Une nouvelle traduction, par R. Zahnd, a été réalisée pour cette mise en scène, dont la langue est plus actuelle que dans d’autres versions. Les décors mélangent grimoires d’antan et technologies d’aujourd’hui : un grand praticable mobile au centre de la scène, monté sur roulettes, des tables couvertes d’objets de curiosités, divers animaux empaillés, de gigantesques globes de bois au sol, plusieurs fioles et bouteilles, un ordinateur, une petite caméra qu’on peut glisser partout pour tout filmer et un grand écran au fond de la scène sur lequel seront projetées différentes images, ou qui permettra des jeux de transparence. Si l’on a un peu de peine à entrer dans cette esthétique de prime abord, déstabilisé par ce mélange d’ancien et de moderne, ne sachant pas vraiment à quelle époque situer l’action qui nous est proposée, au bout de quelques minutes celle-ci nous happe. L’atmosphère créée par Darius Peyamiras laisse un sentiment d’étrange et de fantastique, avec quelque chose d’halluciné, le plateau souvent baigné dans une légère fumée. Et puis viennent des moments de chansons : les comédiens empoignent le micro et chantent, du centre de la scène, souvent éclairés par une poursuite. Ce faisant, ils livrent leurs états d’âme : voix veloutées de cabaret sombre et louche, rock dur infernal, voix plaintive d’une ballade triste. C’est une pause dans l’action, un temps suspendu ; ces moments de chant sont assumés comme artificiels. En effet, c’est un choix ici que de montrer le micro, dans une esthétique proche de la comédie musicale. On pense aussi au processus brechtien de distanciation, où se brise avec ces chansons la perception linéaire et passive du spectacle que pourrait avoir le public. Pari réussi : nous sommes maintenus en état d’attention. Le metteur en scène le dit : il a cherché à « mélanger les genres, à provoquer des chocs et des surprises narratives », intéressé par « l’aspect fragmentaire » de l’œuvre de Goethe, en laissant « l’interprétation libre et ouverte ». C’est un parti pris qui fonctionne ici parfaitement : cet aspect fragmentaire que le metteur en scène a senti et travaillé touche en nous tout ce qu’il y a de fragmentaire, nos pensées, nos désirs secrets qui s’entrechoquent et cette réalité, inflexible, qui vient impitoyablement et inlassablement imposer sa loi.

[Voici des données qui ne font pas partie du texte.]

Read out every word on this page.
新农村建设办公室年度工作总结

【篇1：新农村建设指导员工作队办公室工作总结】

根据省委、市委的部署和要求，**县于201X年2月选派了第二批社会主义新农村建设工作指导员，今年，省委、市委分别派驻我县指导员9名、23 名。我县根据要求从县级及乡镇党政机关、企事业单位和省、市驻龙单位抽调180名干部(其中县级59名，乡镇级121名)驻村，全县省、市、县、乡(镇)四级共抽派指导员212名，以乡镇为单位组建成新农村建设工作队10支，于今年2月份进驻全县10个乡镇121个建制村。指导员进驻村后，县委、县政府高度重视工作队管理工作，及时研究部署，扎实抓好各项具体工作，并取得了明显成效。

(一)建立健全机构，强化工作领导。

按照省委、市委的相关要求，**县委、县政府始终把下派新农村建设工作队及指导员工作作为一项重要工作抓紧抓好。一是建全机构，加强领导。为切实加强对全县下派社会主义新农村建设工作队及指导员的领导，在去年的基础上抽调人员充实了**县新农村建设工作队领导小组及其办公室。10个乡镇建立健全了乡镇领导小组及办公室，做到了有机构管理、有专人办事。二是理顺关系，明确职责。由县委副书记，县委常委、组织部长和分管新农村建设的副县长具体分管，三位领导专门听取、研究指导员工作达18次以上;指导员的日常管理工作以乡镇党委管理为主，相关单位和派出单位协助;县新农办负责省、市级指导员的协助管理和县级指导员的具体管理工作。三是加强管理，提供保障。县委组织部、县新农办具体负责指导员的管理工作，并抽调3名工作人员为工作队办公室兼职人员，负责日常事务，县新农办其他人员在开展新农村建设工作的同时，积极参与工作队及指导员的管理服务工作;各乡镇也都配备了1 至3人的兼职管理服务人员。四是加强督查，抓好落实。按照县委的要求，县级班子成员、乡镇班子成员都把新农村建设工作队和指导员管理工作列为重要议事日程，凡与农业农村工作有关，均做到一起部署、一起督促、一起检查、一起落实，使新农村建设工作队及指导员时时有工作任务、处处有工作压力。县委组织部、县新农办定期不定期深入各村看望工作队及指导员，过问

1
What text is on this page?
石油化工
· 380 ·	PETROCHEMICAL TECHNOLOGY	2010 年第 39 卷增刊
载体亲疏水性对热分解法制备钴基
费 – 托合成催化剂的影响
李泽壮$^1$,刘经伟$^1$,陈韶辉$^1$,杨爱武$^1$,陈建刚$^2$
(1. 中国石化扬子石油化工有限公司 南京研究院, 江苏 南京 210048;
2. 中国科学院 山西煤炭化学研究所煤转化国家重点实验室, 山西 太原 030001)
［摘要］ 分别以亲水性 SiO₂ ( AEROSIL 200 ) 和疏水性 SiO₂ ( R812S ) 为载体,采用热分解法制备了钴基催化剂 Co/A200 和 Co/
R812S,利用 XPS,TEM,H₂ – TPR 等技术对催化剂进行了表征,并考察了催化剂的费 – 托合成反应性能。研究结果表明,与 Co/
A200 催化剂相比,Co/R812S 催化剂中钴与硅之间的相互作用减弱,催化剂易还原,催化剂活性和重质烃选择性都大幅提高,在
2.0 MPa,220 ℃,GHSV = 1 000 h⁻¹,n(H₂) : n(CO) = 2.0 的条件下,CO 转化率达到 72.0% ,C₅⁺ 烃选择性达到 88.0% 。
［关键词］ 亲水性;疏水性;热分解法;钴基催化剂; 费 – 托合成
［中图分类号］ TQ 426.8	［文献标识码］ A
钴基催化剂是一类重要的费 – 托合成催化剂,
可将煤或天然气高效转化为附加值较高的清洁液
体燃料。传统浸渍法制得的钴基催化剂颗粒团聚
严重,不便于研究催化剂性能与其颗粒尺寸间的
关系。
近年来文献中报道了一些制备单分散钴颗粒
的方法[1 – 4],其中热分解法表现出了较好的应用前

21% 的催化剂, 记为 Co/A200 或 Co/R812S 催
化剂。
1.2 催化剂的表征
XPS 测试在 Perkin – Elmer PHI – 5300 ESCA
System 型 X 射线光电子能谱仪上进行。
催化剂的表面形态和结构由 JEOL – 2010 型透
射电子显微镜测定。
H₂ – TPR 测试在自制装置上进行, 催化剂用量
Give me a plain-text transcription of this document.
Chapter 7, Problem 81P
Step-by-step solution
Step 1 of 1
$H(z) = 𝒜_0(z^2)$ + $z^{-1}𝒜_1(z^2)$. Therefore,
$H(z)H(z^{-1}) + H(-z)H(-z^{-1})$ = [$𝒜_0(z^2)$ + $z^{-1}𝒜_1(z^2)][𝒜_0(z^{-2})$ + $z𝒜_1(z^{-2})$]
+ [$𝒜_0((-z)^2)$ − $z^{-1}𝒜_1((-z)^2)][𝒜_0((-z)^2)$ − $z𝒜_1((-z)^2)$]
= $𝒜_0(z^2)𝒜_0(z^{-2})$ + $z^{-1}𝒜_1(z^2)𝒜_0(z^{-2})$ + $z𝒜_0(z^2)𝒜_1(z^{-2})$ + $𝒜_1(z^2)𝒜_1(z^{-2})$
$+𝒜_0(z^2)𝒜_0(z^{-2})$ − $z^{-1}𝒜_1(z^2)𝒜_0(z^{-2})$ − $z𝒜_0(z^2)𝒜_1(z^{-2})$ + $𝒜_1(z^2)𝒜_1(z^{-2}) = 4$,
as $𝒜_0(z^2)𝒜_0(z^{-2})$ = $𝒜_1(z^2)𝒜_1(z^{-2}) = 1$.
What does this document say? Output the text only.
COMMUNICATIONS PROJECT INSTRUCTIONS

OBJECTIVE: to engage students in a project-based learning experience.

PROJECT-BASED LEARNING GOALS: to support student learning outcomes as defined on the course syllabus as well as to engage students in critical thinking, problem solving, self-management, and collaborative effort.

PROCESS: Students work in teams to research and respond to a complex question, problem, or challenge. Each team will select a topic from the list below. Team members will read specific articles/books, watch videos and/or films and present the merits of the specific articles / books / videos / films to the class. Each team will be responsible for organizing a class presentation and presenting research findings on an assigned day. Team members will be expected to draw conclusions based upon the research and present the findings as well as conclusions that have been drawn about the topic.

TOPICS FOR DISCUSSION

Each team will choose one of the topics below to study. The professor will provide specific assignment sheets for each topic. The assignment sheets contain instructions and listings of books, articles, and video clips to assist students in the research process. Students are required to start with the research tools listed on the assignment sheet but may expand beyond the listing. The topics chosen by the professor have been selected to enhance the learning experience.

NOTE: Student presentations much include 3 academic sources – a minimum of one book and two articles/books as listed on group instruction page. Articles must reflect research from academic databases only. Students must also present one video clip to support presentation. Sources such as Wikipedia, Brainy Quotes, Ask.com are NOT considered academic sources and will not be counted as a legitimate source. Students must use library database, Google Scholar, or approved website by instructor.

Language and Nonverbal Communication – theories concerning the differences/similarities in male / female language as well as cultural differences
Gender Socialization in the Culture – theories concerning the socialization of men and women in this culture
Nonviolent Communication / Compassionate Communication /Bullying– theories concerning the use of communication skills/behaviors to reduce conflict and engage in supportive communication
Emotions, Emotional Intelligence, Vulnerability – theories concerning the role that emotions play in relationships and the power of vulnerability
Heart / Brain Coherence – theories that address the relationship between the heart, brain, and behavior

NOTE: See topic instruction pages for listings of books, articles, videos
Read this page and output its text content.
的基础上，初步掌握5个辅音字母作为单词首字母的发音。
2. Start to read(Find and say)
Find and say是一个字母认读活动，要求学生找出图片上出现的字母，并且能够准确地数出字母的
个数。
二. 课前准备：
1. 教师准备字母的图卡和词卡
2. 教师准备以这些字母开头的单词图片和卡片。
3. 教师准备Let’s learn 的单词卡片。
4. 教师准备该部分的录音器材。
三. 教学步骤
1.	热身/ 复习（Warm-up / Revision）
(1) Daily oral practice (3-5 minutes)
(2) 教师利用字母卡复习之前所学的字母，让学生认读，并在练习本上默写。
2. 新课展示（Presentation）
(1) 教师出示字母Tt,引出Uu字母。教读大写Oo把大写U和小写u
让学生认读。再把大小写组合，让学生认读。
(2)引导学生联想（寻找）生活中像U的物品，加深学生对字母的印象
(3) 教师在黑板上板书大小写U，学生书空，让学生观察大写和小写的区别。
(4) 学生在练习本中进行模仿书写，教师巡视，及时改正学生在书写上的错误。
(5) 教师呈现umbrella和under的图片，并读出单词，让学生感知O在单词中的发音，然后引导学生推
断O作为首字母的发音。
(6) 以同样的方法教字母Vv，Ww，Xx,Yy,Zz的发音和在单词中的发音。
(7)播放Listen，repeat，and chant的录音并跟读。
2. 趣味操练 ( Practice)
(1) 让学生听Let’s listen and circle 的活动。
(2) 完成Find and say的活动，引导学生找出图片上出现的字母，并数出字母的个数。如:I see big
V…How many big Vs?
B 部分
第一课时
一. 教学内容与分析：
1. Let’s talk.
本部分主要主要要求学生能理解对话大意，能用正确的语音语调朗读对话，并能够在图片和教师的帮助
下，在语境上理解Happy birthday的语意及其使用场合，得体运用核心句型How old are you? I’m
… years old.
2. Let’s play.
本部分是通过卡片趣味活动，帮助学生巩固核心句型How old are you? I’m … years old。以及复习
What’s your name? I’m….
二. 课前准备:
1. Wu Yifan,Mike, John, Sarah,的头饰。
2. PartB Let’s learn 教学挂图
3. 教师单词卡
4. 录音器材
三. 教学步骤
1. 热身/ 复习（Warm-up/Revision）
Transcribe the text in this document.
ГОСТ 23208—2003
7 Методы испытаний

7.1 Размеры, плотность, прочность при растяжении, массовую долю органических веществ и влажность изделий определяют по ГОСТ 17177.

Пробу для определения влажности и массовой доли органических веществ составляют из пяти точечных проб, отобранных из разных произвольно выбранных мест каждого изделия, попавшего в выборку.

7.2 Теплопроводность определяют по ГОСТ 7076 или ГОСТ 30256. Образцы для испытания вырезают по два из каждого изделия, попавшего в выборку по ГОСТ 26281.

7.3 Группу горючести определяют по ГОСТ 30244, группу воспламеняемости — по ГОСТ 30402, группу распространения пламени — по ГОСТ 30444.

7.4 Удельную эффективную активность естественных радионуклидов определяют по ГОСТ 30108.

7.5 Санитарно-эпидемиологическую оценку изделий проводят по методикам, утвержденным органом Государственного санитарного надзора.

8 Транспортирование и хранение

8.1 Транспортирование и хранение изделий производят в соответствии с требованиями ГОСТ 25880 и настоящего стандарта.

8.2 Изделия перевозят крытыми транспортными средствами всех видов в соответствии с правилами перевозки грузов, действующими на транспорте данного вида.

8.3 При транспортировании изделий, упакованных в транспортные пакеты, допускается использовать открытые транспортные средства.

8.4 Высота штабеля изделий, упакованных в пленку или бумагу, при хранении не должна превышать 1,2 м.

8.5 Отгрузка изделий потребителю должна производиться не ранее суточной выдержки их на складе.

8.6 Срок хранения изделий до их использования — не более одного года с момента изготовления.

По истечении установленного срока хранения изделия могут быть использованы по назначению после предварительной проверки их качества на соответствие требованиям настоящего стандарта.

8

Certains choix de distribution relèvent aussi d’une lecture neuve de l’œuvre de Goethe. On pense notamment à Méphistophélès, personnage très attendu. Le diable, habillé de noir, est … une femme ! Brillamment incarnée par Shin Iglesias, menue, très mince, anguleuse, aux cheveux d’un noir profond, elle est inquiétante et sournoise, dérangeante, tordue par son personnage, elle se déplace sans qu’on puisse la voir ni l’entendre. La voix nasillarde trompe et se joue de Faust avec mépris et humour. Cela change du Méphistophélès qu’on imaginerait barbu, fort, épais, costaud, comme un grand méchant. On nous présente ici un vilain diable maigre et sifflant. Voilà qui pourrait en faire rire quelques-uns, mais ce choix de distribution est fort intéressant ; il ajoute une dimension au personnage, le nuance, lui donne d’autres armes, d’autres atouts, d’autres pulsions. Pour un peu, on tremble qu’elle ne se glisse telle un serpent froid et insidieux parmi le public pour aller y chercher une nouvelle âme à perdre.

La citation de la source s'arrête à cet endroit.